Man, 23 juin 2026 (AIP) – Le Comité de concertation État-secteur privé (CCESP) a annoncé, samedi 20 juin 2026 à Touba, à la clôture de la 2e édition des Journées promotionnelles des entreprises du Bafing (JPE-Bafing), le lancement du processus de mise en place d’une plateforme locale de dialogue entre les services de l’État et les opérateurs économiques de la région.
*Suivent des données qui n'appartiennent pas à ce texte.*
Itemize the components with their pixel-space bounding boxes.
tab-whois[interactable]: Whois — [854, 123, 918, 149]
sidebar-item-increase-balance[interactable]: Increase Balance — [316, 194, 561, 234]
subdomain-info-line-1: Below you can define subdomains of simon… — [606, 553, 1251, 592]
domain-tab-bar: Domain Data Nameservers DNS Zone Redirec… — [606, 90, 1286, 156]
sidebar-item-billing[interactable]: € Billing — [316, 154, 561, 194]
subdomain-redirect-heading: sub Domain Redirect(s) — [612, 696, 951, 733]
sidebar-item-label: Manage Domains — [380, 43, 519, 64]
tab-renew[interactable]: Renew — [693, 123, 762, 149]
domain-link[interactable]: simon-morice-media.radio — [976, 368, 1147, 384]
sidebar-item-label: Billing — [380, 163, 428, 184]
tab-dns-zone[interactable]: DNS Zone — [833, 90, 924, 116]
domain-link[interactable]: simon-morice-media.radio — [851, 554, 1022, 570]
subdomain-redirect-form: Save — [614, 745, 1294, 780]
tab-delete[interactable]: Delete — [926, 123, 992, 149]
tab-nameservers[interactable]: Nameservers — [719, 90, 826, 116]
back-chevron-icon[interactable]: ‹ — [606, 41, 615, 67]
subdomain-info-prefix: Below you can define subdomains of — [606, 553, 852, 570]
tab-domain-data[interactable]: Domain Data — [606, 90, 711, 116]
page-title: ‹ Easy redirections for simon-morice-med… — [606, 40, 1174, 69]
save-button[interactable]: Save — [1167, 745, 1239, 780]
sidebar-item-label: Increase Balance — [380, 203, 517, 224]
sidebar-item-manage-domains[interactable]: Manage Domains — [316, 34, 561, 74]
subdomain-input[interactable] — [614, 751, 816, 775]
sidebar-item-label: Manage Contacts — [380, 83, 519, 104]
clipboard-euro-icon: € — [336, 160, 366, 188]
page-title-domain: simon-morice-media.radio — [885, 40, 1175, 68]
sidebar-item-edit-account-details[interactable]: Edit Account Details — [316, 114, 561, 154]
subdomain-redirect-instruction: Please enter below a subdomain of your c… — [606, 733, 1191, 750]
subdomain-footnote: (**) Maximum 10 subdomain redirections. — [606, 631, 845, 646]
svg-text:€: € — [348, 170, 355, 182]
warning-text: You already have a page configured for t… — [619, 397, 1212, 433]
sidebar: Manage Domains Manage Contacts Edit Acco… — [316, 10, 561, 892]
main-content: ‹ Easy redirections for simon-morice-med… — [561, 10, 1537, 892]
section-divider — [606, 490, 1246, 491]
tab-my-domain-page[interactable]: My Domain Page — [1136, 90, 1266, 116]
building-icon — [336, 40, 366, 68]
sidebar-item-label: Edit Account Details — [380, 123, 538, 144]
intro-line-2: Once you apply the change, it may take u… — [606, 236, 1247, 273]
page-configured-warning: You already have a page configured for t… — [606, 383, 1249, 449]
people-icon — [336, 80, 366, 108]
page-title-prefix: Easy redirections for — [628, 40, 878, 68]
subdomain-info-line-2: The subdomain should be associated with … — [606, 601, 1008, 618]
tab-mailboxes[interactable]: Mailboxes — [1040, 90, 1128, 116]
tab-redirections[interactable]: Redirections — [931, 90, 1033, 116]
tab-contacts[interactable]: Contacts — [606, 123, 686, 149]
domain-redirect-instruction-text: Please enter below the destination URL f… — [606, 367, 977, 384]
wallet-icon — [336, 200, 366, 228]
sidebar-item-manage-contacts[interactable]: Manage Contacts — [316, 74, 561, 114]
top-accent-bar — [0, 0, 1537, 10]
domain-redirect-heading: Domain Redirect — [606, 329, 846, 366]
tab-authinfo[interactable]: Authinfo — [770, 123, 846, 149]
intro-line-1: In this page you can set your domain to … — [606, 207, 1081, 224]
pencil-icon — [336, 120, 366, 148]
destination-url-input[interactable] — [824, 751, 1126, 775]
Cette instance aura pour mission de servir de cadre structuré d’échanges entre administrations publiques, organisations professionnelles et acteurs du secteur privé, en vue de faciliter la remontée des préoccupations des entrepreneurs, commerçants et producteurs, et de contribuer à la recherche de solutions adaptées aux difficultés rencontrées dans l’exercice de leurs activités.
Présent à Touba dans le cadre des JPE-Bafing, le conseiller technique du CCESP, Yacouba Cissé, a indiqué que cette initiative a été accélérée à l’occasion de cet événement, alors qu’une mission était initialement programmée ultérieurement dans la région.
Selon lui, la plateforme locale permettra de renforcer la proximité entre l’administration et les opérateurs économiques, afin de favoriser un traitement concerté des contraintes du terrain. « L’idée, c’est qu’on se parle réellement, que les problèmes qui minent l’économie locale remontent et que des solutions soient mises à la disposition de nos régions. ».
M. Cissé a souligné que la démarche prend en compte les réalités économiques du Bafing, marqué par un potentiel important mais aussi par une forte informalité des activités économiques. « Le Bafing représente une région où les atouts économiques sont énormes. Le contraste, c’est que cette économie est à fort taux informel », a-t-il relevé.

Pour le CCESP, ce rapprochement vise également à encourager la formalisation des entreprises et à améliorer leur accès aux dispositifs d’appui existants, notamment en matière d’accompagnement administratif, fiscal et réglementaire.
Durant les trois jours des JPE-Bafing, le stand du CCESP a constitué un espace d’information et d’écoute. Les visiteurs y ont été sensibilisés aux missions du comité ainsi qu’aux mécanismes de saisine disponibles pour signaler leurs difficultés.
Parmi ces outils, figure une plateforme numérique permettant aux opérateurs économiques de transmettre leurs préoccupations, lesquelles sont ensuite traitées par les services compétents du comité en lien avec les administrations concernées.
« Désormais, l’État envoie à leurs côtés le comité pour les écouter et les encadrer avec toutes les structures d’appui afin qu’ils puissent se formaliser », a expliqué M. Cissé.
Les échanges ont également mis en évidence des préoccupations récurrentes liées à la fiscalité, aux procédures administratives et à la formalisation des activités économiques.
Pour le responsable du CCESP, cette dynamique traduit une évolution progressive des relations entre l’administration et le secteur privé. « À l’origine, les opérateurs économiques ne voyaient pas trop l’administration comme un partenaire, mais plutôt comme un gendarme. Depuis un certain temps, ce mur se brise. En se parlant, on s’écoute et on sait de quoi l’autre souffre », a-t-il souligné.
Placée sous la haute autorité de la Primature et la tutelle du ministère de l’Économie, des Finances et du Budget, l’institution dispose déjà de plateformes locales dans plusieurs régions du pays. L’intégration prochaine du Bafing viendra renforcer ce dispositif national destiné à améliorer durablement l’environnement des affaires.